如果故障转移逻辑在应用程序中,您可以编写一个状态屏幕,在第一次连接尝试失败时,通过写入到var来显示连接的是哪个框。

I think your best bet would be a ping daemon/cron job that checks the status of each box periodically and sends an email if one doesn't respond.

我认为你最好的选择是一个ping守护进程/cron作业,定期检查每个盒子的状态,如果没有回复,就发送电子邮件。

#3


1  

Use something like Host Monitor http://www.ks-soft.net/hostmon.eng/ to monitor the Event Log for messages related to the failover event, which can send you an alert via email/SMS.

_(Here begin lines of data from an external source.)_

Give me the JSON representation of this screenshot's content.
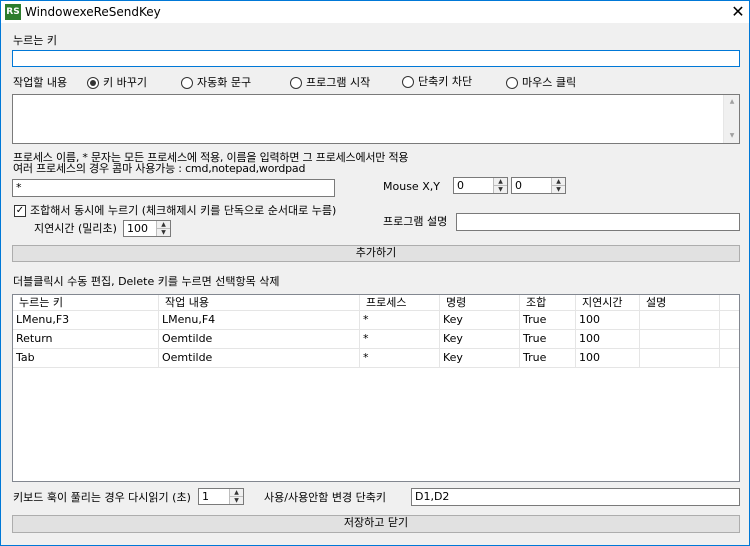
{
  "window": {
    "icon_text": "RS",
    "title": "WindowexeReSendKey",
    "close_glyph": "✕"
  },
  "key_field": {
    "label": "누르는 키",
    "value": ""
  },
  "action": {
    "label": "작업할 내용",
    "options": [
      {
        "label": "키 바꾸기",
        "selected": true
      },
      {
        "label": "자동화 문구",
        "selected": false
      },
      {
        "label": "프로그램 시작",
        "selected": false
      },
      {
        "label": "단축키 차단",
        "selected": false
      },
      {
        "label": "마우스 클릭",
        "selected": false
      }
    ],
    "text_value": ""
  },
  "process": {
    "help_line1": "프로세스 이름, * 문자는 모든 프로세스에 적용, 이름을 입력하면 그 프로세스에서만 적용",
    "help_line2": "여러 프로세스의 경우 콤마 사용가능 : cmd,notepad,wordpad",
    "value": "*"
  },
  "mouse": {
    "label": "Mouse X,Y",
    "x": "0",
    "y": "0"
  },
  "combo": {
    "label": "조합해서 동시에 누르기 (체크해제시 키를 단독으로 순서대로 누름)",
    "checked": true,
    "check_glyph": "✓"
  },
  "delay": {
    "label": "지연시간 (밀리초)",
    "value": "100"
  },
  "program_desc": {
    "label": "프로그램 설명",
    "value": ""
  },
  "add_button": "추가하기",
  "list": {
    "caption": "더블클릭시 수동 편집, Delete 키를 누르면 선택항목 삭제",
    "columns": [
      "누르는 키",
      "작업 내용",
      "프로세스",
      "명령",
      "조합",
      "지연시간",
      "설명"
    ],
    "rows": [
      [
        "LMenu,F3",
        "LMenu,F4",
        "*",
        "Key",
        "True",
        "100",
        ""
      ],
      [
        "Return",
        "Oemtilde",
        "*",
        "Key",
        "True",
        "100",
        ""
      ],
      [
        "Tab",
        "Oemtilde",
        "*",
        "Key",
        "True",
        "100",
        ""
      ]
    ]
  },
  "reread": {
    "label": "키보드 훅이 풀리는 경우 다시읽기 (초)",
    "value": "1"
  },
  "toggle_hotkey": {
    "label": "사용/사용안함 변경 단축키",
    "value": "D1,D2"
  },
  "save_button": "저장하고 닫기",
  "icons": {
    "spin_up": "▲",
    "spin_down": "▼",
    "scroll_up": "▲",
    "scroll_down": "▼"
  }
}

使用类似于Host Monitor的http://www.ks-soft.net/hostmon.eng/来监视与故障转移事件相关的消息的事件日志,该消息可以通过电子邮件/SMS向您发送警报。

I'm curious though how you wouldn't need to know that the failover happened, because don't you have to then update the datasources in your applications to point to the new server that you failed over to? Mirroring takes place on different hosts (the primary and the mirror), unlike clustering which has multiple nodes that appear to be a single device from the outside.

我很好奇,为什么您不需要知道故障转移发生了,因为您不需要随后更新应用程序中的数据源来指向失败的新服务器呢?镜像发生在不同的主机上(主服务器和镜像服务器),与集群不同的是,集群有多个节点,这些节点看起来像是来自外部的单个设备。

Also, are you using a witness server in order to automatically fail over from the primary to the mirror? This is the only way I know of to make it happen automatically, and in my experience, you get a lot of false-positives where network hiccups can fool the mirror and witness into thinking the primary is down when in fact it is not.

另外,您是否正在使用见证服务器以自动从主服务器故障转移到镜像服务器?这是我所知道的唯一一种使它自动发生的方法,根据我的经验,你会得到很多假阳性,网络打嗝会骗过镜子,让目击者认为主服务器是宕机的,而实际上并非如此。